The Chemical Bond between Transition Metals and Oxygen: Electronegativity, d-Orbital Effects, and Oxophilicity as Descriptors of Metal–Oxygen Interactions

The chemical bonds between a transition metal (M) and oxygen (O) are of major importance in catalysis, mineralogy, biology, and astrophysics, and an adequate theoretical description of these bonds is thus highly needed. This paper establishes that despite recent debate on its accuracy for transition-metal systems, CCSD(T) is an excellent benchmark standard for transition-metal oxide interactions, with errors approaching those of experiment. We conclude this from a study of all 60 M–O and M+–O bond dissociation enthalpies (BDEs) of the 3d, 4d, and 5d metals, constituting a balanced data set in terms of dq configurations that also enable an assessment of the trend chemistry in oxygen's ability to bind to transition metals. The BDEs decrease toward the right of the transition-metal series, with humps at groups 4, 5 and 8, 9. The linear trend follows the increasing electronegativity when going from the left to the right, whereas the humps are caused by differential occupation of bonding δ-orbitals and antibonding π-orbitals. We show that the BDEs correlate strongly with oxophilicity and energies of metal surface chemisorption (R2 = 0.81–0.89); i.e., the local M–O bond dominates the energetics of transition metals reacting with oxygen.
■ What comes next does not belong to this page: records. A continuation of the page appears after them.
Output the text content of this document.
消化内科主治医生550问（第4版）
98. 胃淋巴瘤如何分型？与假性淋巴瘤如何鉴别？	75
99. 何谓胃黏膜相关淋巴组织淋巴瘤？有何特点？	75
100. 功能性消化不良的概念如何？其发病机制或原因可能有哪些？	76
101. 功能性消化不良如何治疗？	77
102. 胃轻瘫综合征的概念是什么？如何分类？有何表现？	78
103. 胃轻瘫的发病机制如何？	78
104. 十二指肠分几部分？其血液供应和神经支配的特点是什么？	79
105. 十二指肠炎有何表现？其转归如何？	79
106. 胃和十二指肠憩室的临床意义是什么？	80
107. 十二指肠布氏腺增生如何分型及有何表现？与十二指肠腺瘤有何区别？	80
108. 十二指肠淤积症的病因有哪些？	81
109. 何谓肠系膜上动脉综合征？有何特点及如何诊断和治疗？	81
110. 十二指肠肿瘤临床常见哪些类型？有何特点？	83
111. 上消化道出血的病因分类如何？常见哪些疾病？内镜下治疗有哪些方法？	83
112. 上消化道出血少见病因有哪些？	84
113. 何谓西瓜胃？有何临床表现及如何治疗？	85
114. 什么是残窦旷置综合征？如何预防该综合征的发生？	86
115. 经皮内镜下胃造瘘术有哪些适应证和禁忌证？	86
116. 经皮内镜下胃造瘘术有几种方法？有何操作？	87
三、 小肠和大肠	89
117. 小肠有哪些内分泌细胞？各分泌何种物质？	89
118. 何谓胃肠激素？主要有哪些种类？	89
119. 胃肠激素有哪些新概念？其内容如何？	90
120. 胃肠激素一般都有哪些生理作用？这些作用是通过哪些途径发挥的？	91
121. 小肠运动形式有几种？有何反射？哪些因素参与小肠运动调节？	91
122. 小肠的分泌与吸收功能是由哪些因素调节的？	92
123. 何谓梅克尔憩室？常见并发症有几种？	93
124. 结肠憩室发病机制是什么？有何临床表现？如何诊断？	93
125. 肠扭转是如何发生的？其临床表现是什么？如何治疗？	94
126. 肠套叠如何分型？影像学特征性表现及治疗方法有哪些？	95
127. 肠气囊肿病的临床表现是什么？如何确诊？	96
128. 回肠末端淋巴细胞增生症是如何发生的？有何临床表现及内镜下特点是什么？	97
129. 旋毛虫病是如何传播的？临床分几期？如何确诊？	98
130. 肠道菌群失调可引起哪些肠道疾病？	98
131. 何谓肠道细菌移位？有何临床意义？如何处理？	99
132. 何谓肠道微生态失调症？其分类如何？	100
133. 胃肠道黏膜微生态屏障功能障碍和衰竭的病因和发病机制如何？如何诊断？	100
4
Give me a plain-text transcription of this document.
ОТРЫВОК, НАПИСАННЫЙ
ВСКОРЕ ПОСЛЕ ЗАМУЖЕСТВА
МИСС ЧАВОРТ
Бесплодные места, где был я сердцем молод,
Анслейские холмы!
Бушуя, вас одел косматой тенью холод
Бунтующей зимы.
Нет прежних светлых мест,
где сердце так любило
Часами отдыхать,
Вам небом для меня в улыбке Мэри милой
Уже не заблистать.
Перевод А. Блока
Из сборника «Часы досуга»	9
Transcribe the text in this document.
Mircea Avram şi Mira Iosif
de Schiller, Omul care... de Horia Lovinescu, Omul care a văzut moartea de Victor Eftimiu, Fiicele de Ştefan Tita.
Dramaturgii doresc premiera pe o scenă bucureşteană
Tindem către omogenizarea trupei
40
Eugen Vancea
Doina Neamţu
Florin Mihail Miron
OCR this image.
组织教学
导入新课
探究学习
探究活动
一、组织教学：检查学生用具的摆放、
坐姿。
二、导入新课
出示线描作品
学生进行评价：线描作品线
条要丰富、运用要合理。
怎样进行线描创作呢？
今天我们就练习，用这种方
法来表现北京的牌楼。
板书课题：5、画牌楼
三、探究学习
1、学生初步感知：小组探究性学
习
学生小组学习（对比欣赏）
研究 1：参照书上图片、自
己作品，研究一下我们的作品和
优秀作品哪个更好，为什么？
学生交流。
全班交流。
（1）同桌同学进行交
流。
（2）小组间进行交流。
Therefore, theoretical studies of oxygen-involving transition-metal chemistry should emphasize the accuracy of the local M–O bonds. A "bottom-up" approach to theoretical catalysis may thus produce more accurate trend predictions of relevance to, for example, catalyst design. Finally, our analysis explains the large differences in chemisorption of oxygen on metal surfaces as primarily caused by the metal electronegativity relative to oxygen, defining the strength of the polar covalent bonding, and secondarily caused by d-orbital net bonding.